Actually, yes. On many occasions, I've read Wikipedia articles about
things that I know about, and some of the information that presented
itself as fact was opinion. There is a mechanism by which you can mark
suspicious "facts" as opinions, but that mechanism wasn't always used.
I don't fault Wikipedia's inaccuracy; I fault them for masquerading as
purely factual while there's no editorial control over published
opinions.
The sources of information that I used in all of these cases was my
past experience about fields in which I have sufficient expertise. For
instance, MSDN isn't always correct, but if I've written a working line
of code a dozen times, I know what works.
As stated, I don't use Wikipedia for subjects that I don't know enough
about to discern fact from opinion. Since the 90% of my need for
Wikipedia is to learn things in areas where I don't know enough to
discern fact from opinion, I consider it unreliable.
I regard all sources similarly, and any web site gets the same
scrutiny. If a web site isn't properly sourced and doesn't contain a
line of reasoning that makes sense to me, I consider it unreliable.
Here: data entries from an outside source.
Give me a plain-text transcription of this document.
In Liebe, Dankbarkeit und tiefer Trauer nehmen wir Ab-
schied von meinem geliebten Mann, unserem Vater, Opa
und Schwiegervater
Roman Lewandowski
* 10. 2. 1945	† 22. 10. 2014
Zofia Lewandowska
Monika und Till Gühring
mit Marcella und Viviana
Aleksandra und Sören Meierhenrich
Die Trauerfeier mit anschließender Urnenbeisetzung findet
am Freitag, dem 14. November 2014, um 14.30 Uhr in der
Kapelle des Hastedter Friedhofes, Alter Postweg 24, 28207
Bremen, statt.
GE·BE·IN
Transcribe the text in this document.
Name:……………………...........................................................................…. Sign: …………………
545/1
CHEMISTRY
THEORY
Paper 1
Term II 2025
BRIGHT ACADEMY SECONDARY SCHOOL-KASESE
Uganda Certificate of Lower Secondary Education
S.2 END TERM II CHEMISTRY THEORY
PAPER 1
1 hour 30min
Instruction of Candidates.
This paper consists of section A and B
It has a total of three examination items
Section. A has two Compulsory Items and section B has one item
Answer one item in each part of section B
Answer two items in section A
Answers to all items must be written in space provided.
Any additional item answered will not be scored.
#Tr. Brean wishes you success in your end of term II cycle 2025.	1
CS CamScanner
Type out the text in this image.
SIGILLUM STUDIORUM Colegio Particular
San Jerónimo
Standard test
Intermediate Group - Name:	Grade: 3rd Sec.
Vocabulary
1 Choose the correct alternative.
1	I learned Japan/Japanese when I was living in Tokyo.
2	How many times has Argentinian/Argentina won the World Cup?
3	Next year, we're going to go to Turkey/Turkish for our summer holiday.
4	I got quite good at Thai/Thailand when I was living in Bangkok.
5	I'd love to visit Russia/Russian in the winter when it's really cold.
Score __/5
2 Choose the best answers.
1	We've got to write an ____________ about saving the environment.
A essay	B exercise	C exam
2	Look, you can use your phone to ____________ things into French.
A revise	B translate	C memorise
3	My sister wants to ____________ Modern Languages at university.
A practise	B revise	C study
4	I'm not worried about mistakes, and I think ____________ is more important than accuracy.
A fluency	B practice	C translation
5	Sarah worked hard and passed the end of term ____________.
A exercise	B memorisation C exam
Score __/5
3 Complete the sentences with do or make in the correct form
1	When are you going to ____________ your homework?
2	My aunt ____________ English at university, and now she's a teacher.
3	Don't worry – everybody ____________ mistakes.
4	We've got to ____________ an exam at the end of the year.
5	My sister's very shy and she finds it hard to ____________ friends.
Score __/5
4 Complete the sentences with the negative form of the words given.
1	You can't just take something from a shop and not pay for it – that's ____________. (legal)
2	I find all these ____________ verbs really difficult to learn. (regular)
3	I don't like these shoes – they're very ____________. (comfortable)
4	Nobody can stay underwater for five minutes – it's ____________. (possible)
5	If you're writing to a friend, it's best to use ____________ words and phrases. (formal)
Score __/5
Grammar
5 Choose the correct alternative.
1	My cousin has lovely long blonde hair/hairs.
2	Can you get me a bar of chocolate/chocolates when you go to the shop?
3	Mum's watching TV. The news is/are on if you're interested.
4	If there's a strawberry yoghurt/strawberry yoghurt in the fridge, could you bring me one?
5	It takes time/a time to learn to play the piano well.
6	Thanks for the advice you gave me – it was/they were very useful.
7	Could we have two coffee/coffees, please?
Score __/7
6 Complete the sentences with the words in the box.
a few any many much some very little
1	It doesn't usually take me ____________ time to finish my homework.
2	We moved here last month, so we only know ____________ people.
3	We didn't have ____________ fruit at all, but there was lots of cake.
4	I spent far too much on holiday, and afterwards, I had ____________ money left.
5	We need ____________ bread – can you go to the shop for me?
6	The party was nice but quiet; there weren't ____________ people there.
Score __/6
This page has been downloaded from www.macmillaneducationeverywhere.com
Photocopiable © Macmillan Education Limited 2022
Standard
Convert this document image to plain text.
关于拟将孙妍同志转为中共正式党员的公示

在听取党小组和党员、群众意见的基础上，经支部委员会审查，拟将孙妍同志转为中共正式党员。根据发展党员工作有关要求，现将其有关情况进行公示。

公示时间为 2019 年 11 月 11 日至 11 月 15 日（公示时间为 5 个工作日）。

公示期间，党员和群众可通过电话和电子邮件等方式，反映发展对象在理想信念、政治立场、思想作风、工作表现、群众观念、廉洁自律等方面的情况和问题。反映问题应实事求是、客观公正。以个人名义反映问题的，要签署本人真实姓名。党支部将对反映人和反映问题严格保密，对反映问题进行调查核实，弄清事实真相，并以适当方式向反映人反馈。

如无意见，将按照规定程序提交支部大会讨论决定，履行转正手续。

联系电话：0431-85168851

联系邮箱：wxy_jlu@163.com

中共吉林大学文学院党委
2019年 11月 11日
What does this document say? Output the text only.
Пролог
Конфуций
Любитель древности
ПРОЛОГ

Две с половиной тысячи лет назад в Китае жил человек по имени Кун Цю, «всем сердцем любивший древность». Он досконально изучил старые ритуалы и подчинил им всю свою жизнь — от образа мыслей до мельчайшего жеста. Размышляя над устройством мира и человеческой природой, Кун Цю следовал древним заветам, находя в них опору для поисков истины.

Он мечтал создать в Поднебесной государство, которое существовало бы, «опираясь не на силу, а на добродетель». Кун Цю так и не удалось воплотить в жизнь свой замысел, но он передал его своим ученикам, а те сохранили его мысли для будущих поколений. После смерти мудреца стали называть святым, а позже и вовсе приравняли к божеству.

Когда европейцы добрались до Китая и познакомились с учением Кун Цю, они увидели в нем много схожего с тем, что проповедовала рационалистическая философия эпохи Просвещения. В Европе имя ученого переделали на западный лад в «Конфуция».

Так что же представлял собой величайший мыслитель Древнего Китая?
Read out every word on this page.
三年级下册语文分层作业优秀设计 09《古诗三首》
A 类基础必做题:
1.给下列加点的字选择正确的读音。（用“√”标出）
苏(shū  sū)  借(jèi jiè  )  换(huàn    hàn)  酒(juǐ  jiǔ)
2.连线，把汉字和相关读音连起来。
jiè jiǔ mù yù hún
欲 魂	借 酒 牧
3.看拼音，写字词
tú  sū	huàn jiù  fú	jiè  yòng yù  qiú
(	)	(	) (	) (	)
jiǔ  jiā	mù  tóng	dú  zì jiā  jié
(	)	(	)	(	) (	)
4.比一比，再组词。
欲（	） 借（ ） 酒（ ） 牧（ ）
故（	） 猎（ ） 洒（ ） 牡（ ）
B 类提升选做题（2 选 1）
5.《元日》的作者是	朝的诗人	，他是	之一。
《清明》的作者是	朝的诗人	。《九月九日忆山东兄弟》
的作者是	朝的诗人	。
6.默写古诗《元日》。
My
gripe with Wikipedia is that it informally (and occasionally formally)
presents itself as more authoritative than the rest of the Internet,
while it truly isn't.
If everyone used the standards for qualifying information that I do,
there would be no problem. I'm also not trying to convince anyone to
believe me. My friends and peers have listened to my case against
Wikipedia and none of them use it anymore, some because of my argument.
Clearly, I'm not going to change the world by posting on
microsoft.public.dotnet.languages.csharp. I'm simply stating my opinion
that Wikipedia is dangerous to the unsuspecting masses.